Folha de S. Paulo


Pacote de dez medidas atinge os mais pobres, diz Defensoria do Rio

A Defensoria Pública do Estado do Rio é crítica às propostas anticorrupção do Ministério Público Federal por acreditar que terão impacto, principalmente, sobre as camadas mais pobres da população.

No entendimento da Defensoria, diversas medidas propostas, como o aumento do prazo de prescrição de crimes e a admissão de provas ilegais no curso do processo, aumentarão o caráter repressor do Estado.

Segundo o defensor público-geral do Rio, André Castro, o problema do sistema penal brasileiro não é a falta de leis, mas a seletividade da Justiça, que, em sua interpretação, pune mais os pobres do que políticos e cidadãos de maior renda.

"Ninguém é contra o combate à corrupção.
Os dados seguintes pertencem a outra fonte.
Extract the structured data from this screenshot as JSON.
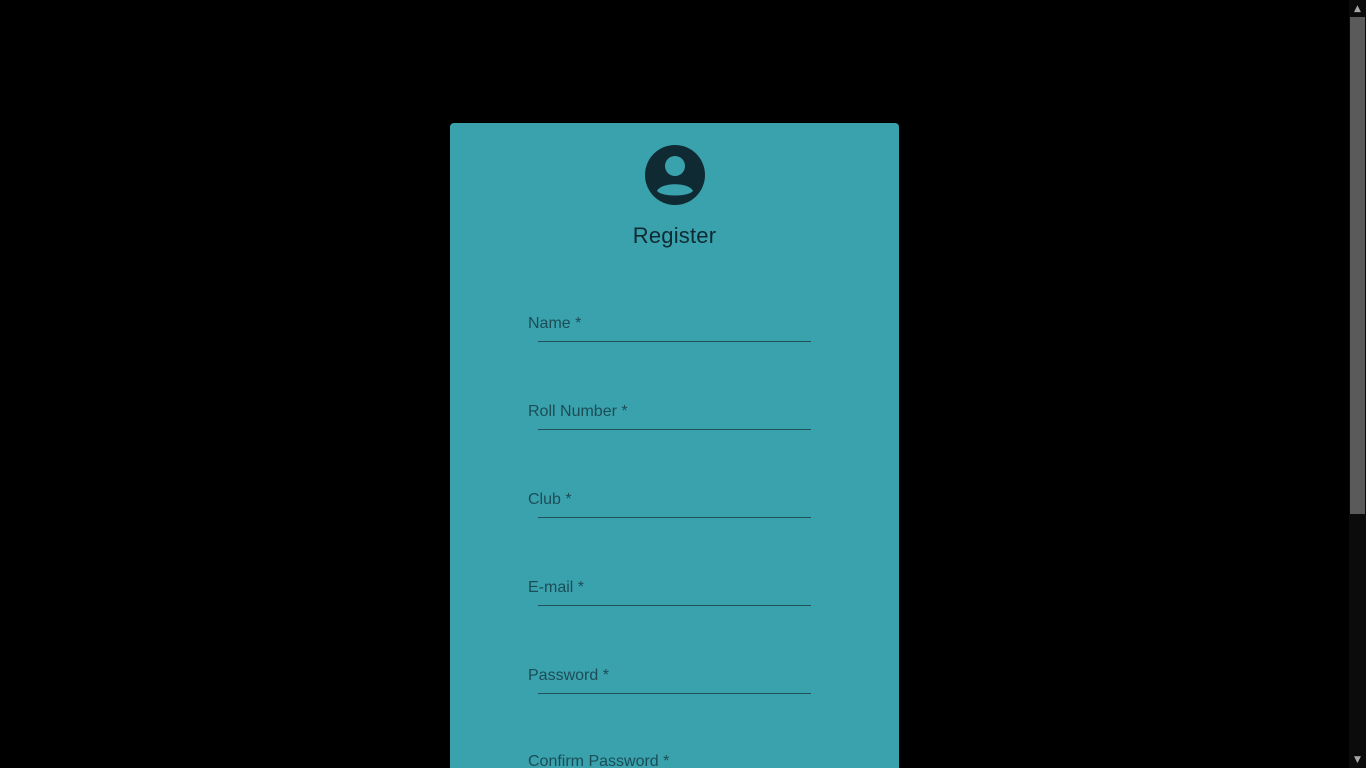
{
  "form": {
    "title": "Register",
    "fields": [
      {
        "label": "Name *",
        "value": ""
      },
      {
        "label": "Roll Number *",
        "value": ""
      },
      {
        "label": "Club *",
        "value": ""
      },
      {
        "label": "E-mail *",
        "value": ""
      },
      {
        "label": "Password *",
        "value": ""
      },
      {
        "label": "Confirm Password *",
        "value": ""
      }
    ]
  },
  "icons": {
    "avatar": "account-circle-icon",
    "scroll_up": "arrow-up-icon",
    "scroll_down": "arrow-down-icon"
  },
  "colors": {
    "background": "#000000",
    "card": "#3aa2ad",
    "text_dark": "#0f2a33",
    "label": "#1b4d57"
  }
}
Isso é unânime. As medidas não versam apenas sobre corrupção de agentes públicos, mas sobre diversos crimes, com o efeito de reduzir direitos de todos os que são acusados no sistema penal", disse.

A Defensoria lançou site em que faz críticas aos projetos, chamado "Dez medidas em xeque". Castro diz que é preciso que se faça um debate mais amplo na sociedade a respeito das medidas antes da votação, prevista para esta terça (29) no plenário da Câmara –depois, seguirão para o Senado.
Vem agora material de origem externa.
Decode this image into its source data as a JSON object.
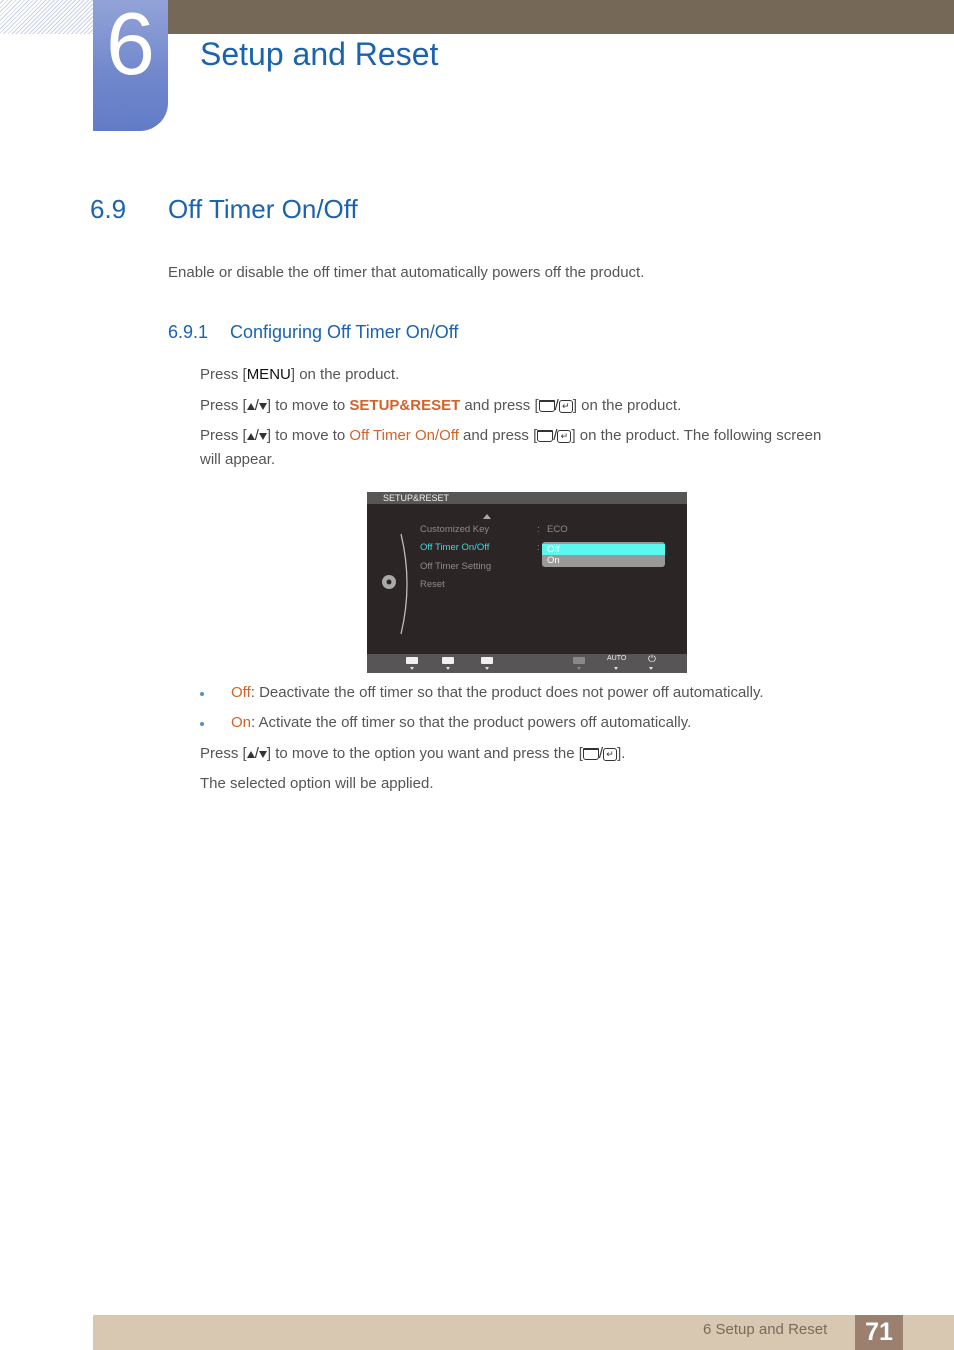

Ele, inclusive, questiona o nome do projeto. "Não são dez medidas apenas. São propostas mais de 70 mudanças no código penal".
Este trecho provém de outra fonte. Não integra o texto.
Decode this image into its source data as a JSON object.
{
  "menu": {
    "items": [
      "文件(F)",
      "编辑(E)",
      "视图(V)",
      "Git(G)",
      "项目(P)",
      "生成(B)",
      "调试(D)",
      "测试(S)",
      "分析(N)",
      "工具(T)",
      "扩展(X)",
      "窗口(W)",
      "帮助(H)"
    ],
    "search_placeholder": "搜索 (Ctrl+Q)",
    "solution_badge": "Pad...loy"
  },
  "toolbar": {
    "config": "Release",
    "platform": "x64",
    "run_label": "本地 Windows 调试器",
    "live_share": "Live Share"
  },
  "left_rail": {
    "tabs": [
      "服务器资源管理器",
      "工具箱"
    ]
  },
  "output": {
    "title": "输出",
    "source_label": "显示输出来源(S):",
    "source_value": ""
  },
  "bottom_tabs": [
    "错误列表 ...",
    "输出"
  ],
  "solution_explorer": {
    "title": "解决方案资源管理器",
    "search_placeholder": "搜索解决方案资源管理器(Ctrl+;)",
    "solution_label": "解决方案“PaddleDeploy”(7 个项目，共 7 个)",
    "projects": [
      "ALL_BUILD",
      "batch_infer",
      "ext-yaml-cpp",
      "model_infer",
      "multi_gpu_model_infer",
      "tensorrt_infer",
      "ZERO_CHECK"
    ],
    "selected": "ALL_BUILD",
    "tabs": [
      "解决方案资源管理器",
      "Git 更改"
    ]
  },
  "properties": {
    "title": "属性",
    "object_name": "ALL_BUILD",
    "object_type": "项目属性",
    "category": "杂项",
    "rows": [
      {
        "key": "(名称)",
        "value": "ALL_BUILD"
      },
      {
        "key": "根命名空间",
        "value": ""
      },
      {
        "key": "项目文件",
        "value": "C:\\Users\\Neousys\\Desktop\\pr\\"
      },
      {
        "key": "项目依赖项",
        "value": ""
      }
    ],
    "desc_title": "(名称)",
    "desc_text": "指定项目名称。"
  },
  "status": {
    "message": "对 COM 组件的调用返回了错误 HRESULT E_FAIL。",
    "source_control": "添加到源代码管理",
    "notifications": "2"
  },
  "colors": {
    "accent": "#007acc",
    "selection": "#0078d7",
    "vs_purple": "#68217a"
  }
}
As críticas de Castro recaem principalmente sobre o texto original do Ministério Público Federal, mas há mudanças propostas pelos deputados que poderiam ferir ainda mais o amplo direito de defesa.

Um exemplo foi a adoção do chamado "plea bargain", instrumento muito utilizado na Justiça americana em que o réu negocia com a Promotoria redução de pena mediante admissão de culpa.

O mecanismo, segundo Castro, irá contribuir para o chamado "encarceramento em massa" da população de baixa renda.

Segundo ele, haverá pressão das Promotorias para que os réus assumam culpa, em detrimento de ter seu caso avaliado por um juiz.

Para ele, quem não tiver dinheiro para, por meio de advogados, construir provas a seu favor no curso do processo, será pressionado a aceitar a negociação.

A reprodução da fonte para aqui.